Larry's application photo, taken about 1973 (age 30), around the time of his big break
So, while I was steadily working my way through the correspondence lessons and had little else to do, I took a job with the Texas State School as a ward attendant. Some may recall a few of my sterling earlier adventures with the Austin State Hospital or Herrick Memorial Hospital (in Berkeley). No doubt with those in mind, after reviewing my record the personnel department hired me within hours of my new application.

The shift was from 11 PM -7 AM. I figured I could do my French lessons while the young fellows in my professional care were sleeping. My first set of clients were just mildly retarded youths on a locked ward, so secured because they had a few other mental deficits, but nothing serious, I was assured.

I was given a one-day orientation and introduced to my new duties and charges. All the lads and young men, aged about 18-25, seemed friendly and polite. This should be a cake walk, I thought.
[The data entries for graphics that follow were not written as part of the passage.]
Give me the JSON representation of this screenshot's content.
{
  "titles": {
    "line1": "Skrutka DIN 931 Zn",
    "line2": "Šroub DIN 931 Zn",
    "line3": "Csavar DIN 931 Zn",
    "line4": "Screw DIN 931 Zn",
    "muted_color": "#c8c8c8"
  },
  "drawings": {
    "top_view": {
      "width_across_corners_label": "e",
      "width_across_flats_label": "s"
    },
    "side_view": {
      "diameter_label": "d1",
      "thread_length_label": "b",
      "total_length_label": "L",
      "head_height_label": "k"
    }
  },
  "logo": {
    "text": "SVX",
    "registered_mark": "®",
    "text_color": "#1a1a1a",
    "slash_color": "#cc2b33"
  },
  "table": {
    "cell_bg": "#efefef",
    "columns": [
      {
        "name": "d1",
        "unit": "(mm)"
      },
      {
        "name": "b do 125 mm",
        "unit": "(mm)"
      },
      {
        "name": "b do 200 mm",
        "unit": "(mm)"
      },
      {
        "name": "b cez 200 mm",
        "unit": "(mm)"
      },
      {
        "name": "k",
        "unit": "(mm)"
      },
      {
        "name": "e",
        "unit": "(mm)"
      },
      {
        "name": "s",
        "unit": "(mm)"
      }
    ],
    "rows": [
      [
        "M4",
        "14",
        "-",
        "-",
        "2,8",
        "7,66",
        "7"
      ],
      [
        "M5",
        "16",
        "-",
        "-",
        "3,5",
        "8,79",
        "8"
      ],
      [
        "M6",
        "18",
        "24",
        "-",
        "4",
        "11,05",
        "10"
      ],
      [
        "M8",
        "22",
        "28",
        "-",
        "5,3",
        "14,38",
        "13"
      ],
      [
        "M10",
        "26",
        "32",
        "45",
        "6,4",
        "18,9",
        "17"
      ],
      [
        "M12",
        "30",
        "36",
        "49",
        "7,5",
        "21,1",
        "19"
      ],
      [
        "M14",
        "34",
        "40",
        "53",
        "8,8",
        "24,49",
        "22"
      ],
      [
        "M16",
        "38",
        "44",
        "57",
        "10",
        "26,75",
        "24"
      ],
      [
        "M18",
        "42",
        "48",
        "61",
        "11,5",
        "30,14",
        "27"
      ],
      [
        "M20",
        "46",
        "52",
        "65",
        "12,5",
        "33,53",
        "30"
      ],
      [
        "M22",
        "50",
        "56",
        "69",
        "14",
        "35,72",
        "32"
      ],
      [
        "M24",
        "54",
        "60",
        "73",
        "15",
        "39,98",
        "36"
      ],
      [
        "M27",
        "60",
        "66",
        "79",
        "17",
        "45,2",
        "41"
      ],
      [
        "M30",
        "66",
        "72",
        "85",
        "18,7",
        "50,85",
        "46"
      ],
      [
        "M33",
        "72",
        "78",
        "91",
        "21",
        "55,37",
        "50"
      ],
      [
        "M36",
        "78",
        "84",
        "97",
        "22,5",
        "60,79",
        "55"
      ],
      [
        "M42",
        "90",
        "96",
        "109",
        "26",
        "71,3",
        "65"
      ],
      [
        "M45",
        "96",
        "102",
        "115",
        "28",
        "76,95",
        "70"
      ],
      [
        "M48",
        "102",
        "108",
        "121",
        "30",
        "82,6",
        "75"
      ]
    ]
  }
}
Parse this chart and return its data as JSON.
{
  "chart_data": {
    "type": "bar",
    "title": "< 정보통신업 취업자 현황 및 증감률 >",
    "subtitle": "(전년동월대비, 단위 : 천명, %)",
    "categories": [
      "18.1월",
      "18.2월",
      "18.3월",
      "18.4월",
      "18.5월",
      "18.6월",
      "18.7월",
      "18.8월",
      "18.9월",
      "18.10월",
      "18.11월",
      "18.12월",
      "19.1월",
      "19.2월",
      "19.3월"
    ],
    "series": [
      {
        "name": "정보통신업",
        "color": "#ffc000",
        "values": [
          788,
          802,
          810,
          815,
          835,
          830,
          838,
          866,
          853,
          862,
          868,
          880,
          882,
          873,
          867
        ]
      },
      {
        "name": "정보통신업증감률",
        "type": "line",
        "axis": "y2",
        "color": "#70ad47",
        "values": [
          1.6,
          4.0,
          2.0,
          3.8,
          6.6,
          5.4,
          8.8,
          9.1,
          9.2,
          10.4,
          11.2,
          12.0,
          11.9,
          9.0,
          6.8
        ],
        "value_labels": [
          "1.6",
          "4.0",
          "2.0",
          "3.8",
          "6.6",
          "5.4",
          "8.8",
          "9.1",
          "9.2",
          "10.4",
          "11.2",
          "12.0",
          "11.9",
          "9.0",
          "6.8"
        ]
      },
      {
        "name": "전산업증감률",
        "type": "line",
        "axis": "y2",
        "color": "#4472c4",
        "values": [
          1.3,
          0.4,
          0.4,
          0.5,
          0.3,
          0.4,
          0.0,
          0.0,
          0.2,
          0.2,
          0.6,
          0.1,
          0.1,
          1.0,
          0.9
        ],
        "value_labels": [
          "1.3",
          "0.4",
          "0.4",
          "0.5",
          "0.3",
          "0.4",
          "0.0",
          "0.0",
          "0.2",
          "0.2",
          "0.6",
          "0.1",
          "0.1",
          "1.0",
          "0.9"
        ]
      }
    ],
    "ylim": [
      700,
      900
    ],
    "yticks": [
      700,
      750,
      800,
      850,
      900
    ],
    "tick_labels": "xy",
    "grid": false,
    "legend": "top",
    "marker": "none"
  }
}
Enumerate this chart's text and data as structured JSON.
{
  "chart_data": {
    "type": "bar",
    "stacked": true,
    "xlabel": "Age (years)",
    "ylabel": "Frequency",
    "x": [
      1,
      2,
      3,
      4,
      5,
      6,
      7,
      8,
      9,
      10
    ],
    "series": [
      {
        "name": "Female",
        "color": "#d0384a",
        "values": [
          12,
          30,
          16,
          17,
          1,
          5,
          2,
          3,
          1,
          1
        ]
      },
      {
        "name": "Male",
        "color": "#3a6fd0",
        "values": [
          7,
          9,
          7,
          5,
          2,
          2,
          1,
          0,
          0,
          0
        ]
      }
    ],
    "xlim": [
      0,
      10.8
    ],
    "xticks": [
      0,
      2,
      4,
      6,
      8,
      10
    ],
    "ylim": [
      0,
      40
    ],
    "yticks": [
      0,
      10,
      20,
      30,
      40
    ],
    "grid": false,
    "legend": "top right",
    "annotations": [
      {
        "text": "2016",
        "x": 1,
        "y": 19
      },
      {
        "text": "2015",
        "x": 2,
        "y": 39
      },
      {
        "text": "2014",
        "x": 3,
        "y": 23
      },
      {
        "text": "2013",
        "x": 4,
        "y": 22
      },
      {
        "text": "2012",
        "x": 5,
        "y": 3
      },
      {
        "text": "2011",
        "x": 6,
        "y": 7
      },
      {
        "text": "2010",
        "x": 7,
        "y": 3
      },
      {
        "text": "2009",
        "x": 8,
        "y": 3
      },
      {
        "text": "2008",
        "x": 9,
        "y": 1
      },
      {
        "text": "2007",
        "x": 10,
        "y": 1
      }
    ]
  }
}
They will already be in bed by the time I arrive, and then I'll just help get them up and ready for breakfast the next day.

So, the first night, I reported in, used my new key to get onto the ward, got the latest minimal instructions from the outgoing shift attendant, and "made my rounds." As it happened, for some reason my clients were in fact far from asleep. Maybe it was the excitement of my novel presence among them, but few of these several young fellows seemed at all inclined to hit the hay.

Indeed, one was already getting rather agitated when I urged them to retire for the night. He complained more and more excitedly that he needed to leave to go check something out, I never did figure out what. Perhaps he simply knew he had no safe way to let off steam without an exit forthwith.

So, calling on my depth of experience with such situations, I was firm with him that it was bedtime and to, well, go to bed NOW. About half a dozen other residents were in the vicinity at this point, and perhaps he saw himself as their ring leader or something and that he was quickly losing face. In any case, he demanded loudly to be let out of the locked ward door. When I refused and tried to reason with him, to explain why it was time to go ahead and rest so he would feel better the next day, he grabbed a nearby heavy metal chair, hoisted it over his head and then smashed it into the door, causing some noisy and effective damage there.

I tried to intervene, thinking this was not going well and I had better quickly take control of the situation. So, he lifted the chair high again and was apparently about to slam it down on me when, with much faster reactions than I had displayed, one of the other residents rushed between us and tried to stop him. The chair came down with force anyway and, rather than my skull, it badly broke my rescuer's left arm. While I was then trying to tend to the victim and get the others settled down, the chair wielder successfully smashed through the door's lock and made his swift escape, no doubt all the more alarmed because of what he had done.

All in all, it had not been my finest hour. My supervisor (at home), the police, and an ambulance were called. By the time he was found and returned, the "assailant" had long since left the state school campus and become lost and terrified in the community. Once back, he had to be put in an isolation room (without loose furniture) to calm down for awhile.

Surprisingly, I kept my job and, just as I had hoped to do, went on to get a lot of studying done on my shift. The last French course was eventually passed with a "B," which, under the circumstances, I was glad to receive.